Here Maddy broke down entirely, sobbing so convulsively that Guy became alarmed, and wondered what he ought to do to quiet her. As she sat the bowed head was just within his reach, and he very naturally laid his hand upon it, and, as if it had been Jessie’s, smoothed the silken hair, while he asked why she must go home? Had anything occurred to make her presence more necessary than it was at Aikenside?

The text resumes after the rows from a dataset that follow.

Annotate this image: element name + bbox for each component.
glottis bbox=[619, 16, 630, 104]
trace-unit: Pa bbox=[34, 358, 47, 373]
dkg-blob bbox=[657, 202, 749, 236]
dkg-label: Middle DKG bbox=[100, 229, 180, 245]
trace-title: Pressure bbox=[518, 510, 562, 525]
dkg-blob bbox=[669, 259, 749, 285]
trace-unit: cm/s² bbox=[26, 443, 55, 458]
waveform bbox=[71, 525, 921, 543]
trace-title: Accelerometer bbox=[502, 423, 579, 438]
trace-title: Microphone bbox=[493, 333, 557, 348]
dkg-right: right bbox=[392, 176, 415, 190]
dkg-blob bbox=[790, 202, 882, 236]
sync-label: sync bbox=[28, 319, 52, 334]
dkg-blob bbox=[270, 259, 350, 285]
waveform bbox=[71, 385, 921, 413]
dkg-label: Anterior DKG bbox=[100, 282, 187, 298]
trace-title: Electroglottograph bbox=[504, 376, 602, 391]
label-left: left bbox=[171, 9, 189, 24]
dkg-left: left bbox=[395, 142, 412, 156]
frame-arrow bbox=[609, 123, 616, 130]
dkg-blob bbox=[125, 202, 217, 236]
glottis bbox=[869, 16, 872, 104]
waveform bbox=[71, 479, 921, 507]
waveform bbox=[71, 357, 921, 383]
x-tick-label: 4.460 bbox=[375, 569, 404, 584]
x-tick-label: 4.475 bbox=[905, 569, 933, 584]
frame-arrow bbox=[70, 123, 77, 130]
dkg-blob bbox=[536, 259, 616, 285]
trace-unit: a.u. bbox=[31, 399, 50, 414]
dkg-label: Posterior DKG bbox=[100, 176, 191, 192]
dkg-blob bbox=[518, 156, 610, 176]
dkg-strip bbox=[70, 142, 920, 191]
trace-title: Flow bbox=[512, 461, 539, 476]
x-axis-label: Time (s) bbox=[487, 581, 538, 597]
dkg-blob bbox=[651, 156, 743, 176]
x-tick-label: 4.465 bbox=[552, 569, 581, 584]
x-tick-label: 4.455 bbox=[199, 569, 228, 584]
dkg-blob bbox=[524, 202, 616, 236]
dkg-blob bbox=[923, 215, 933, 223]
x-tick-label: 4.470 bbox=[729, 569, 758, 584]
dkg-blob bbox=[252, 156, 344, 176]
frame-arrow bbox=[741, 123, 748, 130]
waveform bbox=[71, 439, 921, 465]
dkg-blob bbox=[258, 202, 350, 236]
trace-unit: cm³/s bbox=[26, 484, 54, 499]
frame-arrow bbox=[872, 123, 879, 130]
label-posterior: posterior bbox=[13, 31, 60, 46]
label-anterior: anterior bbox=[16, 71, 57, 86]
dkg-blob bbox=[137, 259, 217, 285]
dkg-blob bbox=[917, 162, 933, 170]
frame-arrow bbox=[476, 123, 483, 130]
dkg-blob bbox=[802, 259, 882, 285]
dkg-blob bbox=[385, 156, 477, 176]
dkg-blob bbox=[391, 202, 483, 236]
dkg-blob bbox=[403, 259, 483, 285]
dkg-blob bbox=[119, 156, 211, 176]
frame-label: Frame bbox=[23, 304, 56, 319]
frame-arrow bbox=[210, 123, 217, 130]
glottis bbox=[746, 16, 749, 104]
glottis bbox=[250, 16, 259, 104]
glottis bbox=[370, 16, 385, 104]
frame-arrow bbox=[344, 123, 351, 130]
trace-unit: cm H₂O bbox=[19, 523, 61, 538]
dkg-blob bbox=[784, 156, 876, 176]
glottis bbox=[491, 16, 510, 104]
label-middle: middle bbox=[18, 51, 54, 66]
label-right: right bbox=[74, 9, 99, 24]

Controlling her voice as well as she was able, Maddy told him that the physicians at the asylum had written that as Uncle Joseph would in all human probability never be perfectly sane, and as a change of scene would do him good, it might be well for Mr. Markham to take him to Honedale awhile; that having been spoken with upon the subject, he seemed as anxious as a little child, even crying when the night came round and he was not at home, as he expressed it. “They have kept him so long,” Maddy said, “that grandpa thought it his duty to relieve them, though he can’t well afford it; and so he’s coming next week, and grandma will need some one to help, and I must go. I know it’s wrong, but I do not want to go, try as I will.”
It was a gloomy prospect to exchange Aikenside for the humble home where poverty had its abode, and it was not very strange that Maddy should shrink from it at first. She did not stop to ask what was her duty, or think how much happiness her presence might give her grandparents, or how much she might cheer and amuse the imbecile, her uncle. She was but human, and so when Guy began to devise ways of preventing her going, she listened, while the pain at her heart grew less as her faith in Guy grew stronger. He would drive down with her to-morrow, he said, and see what could be done. Meanwhile she must dry her eyes and go to Jessie, who was calling her.
As Guy had half expected, the doctor came round that evening, and inviting him into his private room, Guy proceeded at once to unfold his scheme, asking him first:
“How much he probably received a year for his services as physician.”